ChatGPT has become wildly popular in an unprecedentedly fast time. The tool reached one million users within five days and passed the 100 million visitor mark in about two months. Because of its many functionalities, from coming up with concepts to checking pieces of text, the tool is also very handy to use at work. Kaspersky therefore investigated whether and how Dutch people use ChatGPT at their own workplaces.

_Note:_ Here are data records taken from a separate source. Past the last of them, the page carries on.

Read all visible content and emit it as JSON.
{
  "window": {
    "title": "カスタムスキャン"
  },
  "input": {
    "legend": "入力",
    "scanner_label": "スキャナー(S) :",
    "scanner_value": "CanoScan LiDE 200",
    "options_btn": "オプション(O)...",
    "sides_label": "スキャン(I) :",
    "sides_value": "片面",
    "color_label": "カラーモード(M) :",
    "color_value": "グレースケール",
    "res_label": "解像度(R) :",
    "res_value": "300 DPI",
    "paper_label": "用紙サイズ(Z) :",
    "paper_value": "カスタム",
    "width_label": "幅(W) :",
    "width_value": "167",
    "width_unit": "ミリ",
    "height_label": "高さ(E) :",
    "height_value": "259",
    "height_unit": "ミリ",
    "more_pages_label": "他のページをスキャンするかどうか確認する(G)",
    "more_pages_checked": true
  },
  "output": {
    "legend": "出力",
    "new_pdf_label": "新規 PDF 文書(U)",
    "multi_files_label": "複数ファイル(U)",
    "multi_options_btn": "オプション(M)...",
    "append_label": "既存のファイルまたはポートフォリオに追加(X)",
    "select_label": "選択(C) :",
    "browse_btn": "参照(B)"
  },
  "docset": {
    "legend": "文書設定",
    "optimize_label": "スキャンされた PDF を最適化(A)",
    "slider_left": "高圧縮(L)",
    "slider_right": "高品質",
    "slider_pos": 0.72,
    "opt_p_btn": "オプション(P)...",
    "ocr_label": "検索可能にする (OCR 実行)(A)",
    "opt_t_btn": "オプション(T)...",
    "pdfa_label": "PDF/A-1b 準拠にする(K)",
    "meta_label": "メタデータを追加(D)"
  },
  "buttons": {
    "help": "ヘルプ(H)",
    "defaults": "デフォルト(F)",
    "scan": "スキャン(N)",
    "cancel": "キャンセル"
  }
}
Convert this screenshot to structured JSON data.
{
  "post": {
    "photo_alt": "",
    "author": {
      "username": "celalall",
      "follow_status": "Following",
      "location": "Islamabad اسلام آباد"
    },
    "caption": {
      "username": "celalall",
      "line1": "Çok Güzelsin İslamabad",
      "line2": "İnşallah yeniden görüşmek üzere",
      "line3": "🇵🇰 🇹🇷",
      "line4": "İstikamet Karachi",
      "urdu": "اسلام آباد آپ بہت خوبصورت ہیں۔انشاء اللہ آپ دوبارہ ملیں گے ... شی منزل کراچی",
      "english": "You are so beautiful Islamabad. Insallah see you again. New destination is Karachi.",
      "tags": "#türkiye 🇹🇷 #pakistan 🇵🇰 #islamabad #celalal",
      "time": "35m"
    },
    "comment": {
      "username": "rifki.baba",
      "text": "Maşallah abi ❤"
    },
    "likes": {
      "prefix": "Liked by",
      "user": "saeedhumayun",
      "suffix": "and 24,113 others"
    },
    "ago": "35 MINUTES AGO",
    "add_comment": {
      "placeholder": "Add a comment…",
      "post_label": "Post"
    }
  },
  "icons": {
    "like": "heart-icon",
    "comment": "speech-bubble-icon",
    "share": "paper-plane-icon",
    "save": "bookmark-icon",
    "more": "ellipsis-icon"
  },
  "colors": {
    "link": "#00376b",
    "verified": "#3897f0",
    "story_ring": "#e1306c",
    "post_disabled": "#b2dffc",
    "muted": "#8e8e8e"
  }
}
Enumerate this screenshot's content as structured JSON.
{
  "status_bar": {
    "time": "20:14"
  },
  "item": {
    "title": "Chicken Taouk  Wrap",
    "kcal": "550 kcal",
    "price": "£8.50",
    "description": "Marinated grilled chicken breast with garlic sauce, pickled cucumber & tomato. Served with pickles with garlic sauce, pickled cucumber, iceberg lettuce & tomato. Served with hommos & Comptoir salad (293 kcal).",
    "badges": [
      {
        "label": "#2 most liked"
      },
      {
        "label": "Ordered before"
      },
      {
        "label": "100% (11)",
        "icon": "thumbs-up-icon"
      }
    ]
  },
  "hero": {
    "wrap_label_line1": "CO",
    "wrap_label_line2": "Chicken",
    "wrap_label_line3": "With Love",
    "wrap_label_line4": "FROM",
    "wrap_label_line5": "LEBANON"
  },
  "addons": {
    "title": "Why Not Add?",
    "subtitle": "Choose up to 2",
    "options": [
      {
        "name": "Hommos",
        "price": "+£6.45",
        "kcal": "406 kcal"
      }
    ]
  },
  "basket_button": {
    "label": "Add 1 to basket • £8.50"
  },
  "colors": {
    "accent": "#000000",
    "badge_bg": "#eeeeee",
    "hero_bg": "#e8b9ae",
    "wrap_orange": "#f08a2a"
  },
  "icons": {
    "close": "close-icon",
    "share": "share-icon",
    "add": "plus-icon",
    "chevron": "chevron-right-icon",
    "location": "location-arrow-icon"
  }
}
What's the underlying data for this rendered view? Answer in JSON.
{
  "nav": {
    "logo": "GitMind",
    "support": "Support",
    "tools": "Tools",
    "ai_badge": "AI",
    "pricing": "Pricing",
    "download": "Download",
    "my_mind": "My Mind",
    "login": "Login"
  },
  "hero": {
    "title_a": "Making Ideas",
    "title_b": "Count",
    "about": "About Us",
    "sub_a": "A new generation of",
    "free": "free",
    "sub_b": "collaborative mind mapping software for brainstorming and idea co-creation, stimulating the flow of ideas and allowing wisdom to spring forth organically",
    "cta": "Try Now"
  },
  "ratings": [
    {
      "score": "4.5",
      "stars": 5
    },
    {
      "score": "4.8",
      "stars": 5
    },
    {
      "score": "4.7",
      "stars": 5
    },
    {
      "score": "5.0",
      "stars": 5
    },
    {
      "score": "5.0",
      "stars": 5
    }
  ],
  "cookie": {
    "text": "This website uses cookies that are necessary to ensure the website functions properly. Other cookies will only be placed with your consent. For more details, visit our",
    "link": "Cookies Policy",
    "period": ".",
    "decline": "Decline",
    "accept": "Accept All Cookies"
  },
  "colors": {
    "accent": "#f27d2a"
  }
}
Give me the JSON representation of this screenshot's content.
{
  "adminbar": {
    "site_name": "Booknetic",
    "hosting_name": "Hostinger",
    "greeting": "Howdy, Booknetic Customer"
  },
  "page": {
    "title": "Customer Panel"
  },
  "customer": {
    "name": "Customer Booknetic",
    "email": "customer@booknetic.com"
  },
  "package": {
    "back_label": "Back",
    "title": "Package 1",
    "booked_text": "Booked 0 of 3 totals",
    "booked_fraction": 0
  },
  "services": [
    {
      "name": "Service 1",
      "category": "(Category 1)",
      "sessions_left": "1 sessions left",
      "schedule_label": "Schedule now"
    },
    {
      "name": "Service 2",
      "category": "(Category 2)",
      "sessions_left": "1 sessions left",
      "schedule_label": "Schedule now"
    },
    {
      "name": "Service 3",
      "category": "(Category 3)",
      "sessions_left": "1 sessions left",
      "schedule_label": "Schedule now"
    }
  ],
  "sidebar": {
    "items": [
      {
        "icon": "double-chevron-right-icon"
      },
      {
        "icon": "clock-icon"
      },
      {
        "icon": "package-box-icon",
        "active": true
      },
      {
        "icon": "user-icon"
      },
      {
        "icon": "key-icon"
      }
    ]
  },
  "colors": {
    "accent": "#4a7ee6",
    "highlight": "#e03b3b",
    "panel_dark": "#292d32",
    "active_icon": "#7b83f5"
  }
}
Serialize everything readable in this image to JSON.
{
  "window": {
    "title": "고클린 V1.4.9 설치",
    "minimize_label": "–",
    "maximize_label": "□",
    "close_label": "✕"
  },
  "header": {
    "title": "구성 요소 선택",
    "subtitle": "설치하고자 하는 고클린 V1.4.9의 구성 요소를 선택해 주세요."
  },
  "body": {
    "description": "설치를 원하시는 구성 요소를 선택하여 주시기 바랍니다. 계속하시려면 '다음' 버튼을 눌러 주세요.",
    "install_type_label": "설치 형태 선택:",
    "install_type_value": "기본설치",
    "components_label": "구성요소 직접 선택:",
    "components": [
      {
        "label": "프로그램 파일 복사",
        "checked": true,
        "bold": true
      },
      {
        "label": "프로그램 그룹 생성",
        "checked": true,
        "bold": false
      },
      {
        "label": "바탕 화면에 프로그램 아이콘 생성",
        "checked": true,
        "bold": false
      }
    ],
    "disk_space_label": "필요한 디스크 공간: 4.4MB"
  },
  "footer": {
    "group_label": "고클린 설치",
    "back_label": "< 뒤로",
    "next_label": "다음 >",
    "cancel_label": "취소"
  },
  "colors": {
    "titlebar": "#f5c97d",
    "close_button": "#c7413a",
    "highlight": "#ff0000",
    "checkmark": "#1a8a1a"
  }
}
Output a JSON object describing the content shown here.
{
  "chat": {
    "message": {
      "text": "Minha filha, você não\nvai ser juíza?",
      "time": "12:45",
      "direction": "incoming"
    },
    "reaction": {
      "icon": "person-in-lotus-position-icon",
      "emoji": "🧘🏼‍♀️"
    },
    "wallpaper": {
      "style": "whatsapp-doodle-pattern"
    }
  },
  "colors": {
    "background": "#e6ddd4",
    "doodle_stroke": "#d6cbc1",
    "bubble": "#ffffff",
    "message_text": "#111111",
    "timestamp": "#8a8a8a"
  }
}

Guidelines are too often lacking
As many as 38 percent of respondents indicated that rules and guidelines are lacking when it comes to using generative AI tools like ChatGPT at work. Even though the vast majority (62%) say that rules do exist, more than a quarter (26%) of respondents admit that they are not clear or comprehensive enough. Surprisingly, nearly a fifth (18%) believe that rules or guidelines are not necessary, which could lead to ChatGPT being abused because of privacy and transparency issues.
Indeed, more than a third (36%) of those surveyed indicated that his/her supervisor is not at all aware of ChatGPT use in the workplace. Although the majority (64%) do inform their supervisor, 21 percent do not tell them what tasks ChatGPT is used for. Almost 1 of 5 (19%) do not even consider it important or relevant to inform the supervisor.